De politie waarschuwde onlangs voor oplichterij aan de voordeur. De waarschuwing kwam helaas te laat voor een 83 -jarige dame in de Schepenlaan, want de bloemen die haar werden bezorgd moest ze duur betalen. Ze hoefde alleen de bezorgkosten te pinnen. Toen ze het bedragje had voldaan, bleek dat zij niet haar eigen pinkaart maar een vreemde had teruggekregen.

Het psychologische venijn van de wisseltruc zit verstopt in rozen.

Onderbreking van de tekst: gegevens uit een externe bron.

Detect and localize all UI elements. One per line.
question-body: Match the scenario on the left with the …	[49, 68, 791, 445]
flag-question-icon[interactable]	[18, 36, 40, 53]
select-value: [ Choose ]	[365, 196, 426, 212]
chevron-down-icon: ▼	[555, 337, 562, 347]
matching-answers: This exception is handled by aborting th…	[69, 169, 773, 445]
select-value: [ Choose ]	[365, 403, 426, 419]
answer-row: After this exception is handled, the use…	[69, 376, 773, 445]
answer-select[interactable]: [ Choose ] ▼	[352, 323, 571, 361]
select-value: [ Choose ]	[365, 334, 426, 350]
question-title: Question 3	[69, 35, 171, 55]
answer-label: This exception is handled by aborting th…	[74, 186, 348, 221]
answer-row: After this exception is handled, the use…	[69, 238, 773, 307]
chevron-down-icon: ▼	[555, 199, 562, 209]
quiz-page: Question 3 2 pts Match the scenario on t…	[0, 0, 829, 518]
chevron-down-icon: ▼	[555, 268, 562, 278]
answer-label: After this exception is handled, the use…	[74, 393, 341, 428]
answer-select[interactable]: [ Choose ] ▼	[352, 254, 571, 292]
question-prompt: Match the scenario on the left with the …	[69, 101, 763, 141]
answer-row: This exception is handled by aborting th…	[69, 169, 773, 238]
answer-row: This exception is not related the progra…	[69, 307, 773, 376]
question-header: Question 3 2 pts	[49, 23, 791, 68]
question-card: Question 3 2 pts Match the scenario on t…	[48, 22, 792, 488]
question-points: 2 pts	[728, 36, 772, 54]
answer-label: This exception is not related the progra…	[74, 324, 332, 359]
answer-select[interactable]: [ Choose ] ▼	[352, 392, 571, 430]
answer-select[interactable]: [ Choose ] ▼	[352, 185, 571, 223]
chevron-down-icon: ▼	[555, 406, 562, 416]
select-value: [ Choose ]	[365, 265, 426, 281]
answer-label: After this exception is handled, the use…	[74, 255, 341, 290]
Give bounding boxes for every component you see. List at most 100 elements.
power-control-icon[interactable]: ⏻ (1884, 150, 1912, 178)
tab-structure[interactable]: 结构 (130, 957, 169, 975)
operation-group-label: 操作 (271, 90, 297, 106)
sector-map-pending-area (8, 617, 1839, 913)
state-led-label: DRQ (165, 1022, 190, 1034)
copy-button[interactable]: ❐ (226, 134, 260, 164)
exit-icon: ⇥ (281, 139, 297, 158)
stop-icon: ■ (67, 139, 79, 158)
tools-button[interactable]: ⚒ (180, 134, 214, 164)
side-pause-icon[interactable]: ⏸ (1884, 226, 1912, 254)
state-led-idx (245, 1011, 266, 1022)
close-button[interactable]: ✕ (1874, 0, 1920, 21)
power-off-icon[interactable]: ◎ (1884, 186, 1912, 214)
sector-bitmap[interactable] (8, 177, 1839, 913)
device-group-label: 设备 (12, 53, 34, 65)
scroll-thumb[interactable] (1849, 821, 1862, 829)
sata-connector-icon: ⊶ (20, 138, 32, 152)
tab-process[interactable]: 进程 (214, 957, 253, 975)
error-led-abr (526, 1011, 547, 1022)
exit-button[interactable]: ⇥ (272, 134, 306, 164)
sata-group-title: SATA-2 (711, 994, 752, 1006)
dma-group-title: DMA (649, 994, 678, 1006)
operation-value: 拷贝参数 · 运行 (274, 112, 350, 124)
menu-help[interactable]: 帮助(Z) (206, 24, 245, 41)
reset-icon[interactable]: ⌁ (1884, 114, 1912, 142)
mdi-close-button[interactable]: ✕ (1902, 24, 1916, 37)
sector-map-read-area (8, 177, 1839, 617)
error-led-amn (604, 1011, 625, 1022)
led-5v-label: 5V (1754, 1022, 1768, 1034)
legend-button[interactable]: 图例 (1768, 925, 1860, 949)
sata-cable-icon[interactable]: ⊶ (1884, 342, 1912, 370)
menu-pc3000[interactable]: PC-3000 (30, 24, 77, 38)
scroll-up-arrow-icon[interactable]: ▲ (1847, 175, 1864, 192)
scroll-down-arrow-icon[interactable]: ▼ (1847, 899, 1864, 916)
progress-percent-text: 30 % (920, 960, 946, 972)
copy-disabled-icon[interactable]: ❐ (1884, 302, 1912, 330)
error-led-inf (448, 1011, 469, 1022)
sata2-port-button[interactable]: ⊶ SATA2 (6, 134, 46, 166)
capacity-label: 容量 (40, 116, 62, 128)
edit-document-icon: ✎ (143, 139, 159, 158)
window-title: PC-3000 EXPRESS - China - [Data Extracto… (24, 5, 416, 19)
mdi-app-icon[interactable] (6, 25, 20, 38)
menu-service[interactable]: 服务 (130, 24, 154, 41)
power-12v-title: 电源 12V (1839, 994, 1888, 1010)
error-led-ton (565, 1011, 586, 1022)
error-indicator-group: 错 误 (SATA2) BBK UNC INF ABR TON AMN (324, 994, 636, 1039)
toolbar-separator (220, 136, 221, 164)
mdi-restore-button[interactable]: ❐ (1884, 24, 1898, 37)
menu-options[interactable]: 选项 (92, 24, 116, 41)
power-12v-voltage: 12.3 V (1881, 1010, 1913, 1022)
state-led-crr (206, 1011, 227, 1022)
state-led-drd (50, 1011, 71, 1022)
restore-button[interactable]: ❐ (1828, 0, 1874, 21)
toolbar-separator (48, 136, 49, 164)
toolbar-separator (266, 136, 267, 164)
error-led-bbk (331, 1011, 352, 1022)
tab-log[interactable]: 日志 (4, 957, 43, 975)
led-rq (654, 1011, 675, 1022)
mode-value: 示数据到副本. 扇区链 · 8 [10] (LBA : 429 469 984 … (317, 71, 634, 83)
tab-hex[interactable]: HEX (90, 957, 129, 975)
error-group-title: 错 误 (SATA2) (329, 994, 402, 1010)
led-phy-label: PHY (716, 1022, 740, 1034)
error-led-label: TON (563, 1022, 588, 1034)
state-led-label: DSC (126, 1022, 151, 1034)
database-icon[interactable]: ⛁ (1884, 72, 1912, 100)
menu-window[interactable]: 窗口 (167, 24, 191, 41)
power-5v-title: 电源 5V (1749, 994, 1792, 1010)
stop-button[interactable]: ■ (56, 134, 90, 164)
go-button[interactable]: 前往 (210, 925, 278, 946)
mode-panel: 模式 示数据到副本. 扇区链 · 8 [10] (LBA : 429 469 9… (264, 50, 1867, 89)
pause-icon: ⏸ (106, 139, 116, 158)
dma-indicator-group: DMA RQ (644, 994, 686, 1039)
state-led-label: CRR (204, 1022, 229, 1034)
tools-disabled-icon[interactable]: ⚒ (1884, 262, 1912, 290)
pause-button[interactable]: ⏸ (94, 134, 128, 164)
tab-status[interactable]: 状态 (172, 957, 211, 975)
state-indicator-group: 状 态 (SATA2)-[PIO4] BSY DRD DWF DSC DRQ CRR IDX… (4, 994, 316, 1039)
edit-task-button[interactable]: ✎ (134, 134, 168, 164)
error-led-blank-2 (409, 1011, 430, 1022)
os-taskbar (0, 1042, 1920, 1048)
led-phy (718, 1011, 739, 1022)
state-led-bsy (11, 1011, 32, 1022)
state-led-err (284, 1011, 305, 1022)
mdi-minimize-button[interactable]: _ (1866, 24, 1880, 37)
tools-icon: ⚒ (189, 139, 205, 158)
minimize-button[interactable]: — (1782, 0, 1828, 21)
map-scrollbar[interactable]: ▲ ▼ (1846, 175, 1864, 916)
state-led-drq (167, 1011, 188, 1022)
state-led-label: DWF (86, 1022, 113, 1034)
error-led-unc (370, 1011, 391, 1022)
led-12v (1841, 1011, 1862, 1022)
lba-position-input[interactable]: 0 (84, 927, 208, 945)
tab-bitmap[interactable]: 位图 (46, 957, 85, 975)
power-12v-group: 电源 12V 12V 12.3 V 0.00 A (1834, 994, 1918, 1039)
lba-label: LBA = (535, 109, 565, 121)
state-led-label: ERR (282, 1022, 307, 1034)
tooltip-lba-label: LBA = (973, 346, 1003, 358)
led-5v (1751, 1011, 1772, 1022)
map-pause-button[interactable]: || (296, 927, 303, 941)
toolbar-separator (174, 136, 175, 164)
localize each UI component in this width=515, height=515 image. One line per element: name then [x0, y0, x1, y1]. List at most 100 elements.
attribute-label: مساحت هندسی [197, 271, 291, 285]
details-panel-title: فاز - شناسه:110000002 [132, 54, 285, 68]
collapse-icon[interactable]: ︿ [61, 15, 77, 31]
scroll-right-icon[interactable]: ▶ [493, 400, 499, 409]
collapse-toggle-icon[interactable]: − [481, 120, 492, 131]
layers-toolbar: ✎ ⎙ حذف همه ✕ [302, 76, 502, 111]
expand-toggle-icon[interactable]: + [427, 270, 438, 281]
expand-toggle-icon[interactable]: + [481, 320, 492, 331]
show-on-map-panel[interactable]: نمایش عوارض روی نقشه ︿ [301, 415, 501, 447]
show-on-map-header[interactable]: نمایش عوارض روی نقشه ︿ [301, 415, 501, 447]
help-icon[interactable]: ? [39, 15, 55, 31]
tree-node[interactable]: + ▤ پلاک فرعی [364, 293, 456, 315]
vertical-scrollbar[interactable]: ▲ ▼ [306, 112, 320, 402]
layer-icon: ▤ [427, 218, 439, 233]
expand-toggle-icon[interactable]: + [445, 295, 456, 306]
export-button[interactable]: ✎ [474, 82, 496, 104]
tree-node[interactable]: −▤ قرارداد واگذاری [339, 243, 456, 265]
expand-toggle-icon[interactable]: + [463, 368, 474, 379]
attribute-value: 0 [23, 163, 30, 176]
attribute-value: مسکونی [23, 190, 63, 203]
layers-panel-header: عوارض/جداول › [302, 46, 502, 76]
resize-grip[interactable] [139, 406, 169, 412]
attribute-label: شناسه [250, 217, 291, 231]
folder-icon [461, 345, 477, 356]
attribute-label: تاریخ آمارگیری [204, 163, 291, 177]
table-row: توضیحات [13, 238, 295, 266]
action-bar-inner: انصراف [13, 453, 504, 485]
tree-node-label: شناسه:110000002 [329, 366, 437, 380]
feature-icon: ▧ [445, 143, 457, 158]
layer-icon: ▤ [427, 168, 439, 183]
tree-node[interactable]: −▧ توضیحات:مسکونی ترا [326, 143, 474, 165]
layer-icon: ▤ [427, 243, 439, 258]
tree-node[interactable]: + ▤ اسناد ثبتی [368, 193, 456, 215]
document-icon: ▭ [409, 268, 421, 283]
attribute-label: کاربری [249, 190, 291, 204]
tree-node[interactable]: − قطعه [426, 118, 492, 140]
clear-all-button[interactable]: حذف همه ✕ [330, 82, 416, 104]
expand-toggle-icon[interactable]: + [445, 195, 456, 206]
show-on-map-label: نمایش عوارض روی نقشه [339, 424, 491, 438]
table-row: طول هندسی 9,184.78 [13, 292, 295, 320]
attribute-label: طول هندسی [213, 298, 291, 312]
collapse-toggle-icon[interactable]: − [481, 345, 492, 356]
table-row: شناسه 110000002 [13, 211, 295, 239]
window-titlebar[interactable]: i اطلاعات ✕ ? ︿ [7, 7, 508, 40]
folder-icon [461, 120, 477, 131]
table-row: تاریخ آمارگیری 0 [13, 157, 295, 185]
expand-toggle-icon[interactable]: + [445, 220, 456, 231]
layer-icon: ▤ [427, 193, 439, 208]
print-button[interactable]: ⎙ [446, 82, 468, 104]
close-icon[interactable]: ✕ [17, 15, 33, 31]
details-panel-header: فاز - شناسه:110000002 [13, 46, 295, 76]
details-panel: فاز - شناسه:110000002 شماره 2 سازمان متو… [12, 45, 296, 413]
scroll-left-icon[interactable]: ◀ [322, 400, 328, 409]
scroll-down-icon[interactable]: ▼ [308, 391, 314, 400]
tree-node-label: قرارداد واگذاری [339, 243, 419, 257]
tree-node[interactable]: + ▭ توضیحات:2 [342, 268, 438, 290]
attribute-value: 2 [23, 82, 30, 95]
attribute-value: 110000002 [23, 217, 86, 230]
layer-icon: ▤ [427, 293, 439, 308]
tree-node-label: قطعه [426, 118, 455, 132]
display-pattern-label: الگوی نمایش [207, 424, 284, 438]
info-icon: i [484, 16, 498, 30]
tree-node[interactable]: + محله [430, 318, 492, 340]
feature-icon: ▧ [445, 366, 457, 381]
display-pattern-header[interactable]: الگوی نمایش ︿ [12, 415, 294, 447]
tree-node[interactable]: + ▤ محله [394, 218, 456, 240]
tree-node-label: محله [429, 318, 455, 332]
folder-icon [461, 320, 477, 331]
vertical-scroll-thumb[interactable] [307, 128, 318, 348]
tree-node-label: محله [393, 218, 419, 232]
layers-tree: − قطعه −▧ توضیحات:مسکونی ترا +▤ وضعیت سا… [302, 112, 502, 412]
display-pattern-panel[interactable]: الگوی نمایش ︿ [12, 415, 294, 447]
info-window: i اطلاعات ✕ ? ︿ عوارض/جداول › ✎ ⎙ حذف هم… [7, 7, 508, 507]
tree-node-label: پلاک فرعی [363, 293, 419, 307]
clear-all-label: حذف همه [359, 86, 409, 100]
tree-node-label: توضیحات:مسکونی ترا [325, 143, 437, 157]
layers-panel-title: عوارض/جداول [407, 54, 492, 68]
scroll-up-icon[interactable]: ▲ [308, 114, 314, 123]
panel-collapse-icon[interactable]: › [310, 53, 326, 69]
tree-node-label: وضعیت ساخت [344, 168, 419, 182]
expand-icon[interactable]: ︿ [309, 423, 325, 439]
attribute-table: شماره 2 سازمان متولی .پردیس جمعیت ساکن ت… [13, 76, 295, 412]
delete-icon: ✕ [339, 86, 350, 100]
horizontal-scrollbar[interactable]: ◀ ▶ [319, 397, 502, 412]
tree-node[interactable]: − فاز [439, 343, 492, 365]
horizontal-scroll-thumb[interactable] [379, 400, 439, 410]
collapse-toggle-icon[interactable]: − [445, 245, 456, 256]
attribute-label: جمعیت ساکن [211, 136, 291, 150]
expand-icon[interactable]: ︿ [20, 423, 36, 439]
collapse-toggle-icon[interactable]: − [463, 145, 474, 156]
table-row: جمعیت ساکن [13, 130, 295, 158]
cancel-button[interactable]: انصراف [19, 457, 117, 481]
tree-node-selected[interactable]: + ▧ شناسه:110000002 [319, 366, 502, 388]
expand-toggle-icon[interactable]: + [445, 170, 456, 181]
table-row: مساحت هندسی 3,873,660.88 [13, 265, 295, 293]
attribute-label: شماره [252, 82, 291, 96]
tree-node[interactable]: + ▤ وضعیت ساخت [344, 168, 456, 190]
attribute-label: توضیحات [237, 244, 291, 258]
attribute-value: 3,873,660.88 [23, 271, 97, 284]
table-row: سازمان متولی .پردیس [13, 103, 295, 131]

Als een bezorger mij zo’n mooi boeket voorhoudt, is mijn eerste gedachte: `Wie is de afzender? Iemand die iets goed te maken heeft, iemand die mijn verjaardag vergeten is of (zeer welkom) een tevreden lezer?’ Je zult het pas weten, wanneer je het boeket hebt aangenomen en daarna het kaartje met de naam van de gulle gever in de ruiker hebt gevonden. De argwaan over de betaling van een luttel bedrag, wordt door ijdelheid en nieuwsgierigheid weggedrukt.

Mijn eigen moeder werd lang geleden op soortgelijke wijze misleid toen ze nog in haar aanleunwoning in Pennemes woonde.

Ik kwam bij haar op bezoek en zag de voordeur openstaan. Een jonge vrouw stond midden in de kamer, maar liep snel weg toen ze mij zag binnenkomen.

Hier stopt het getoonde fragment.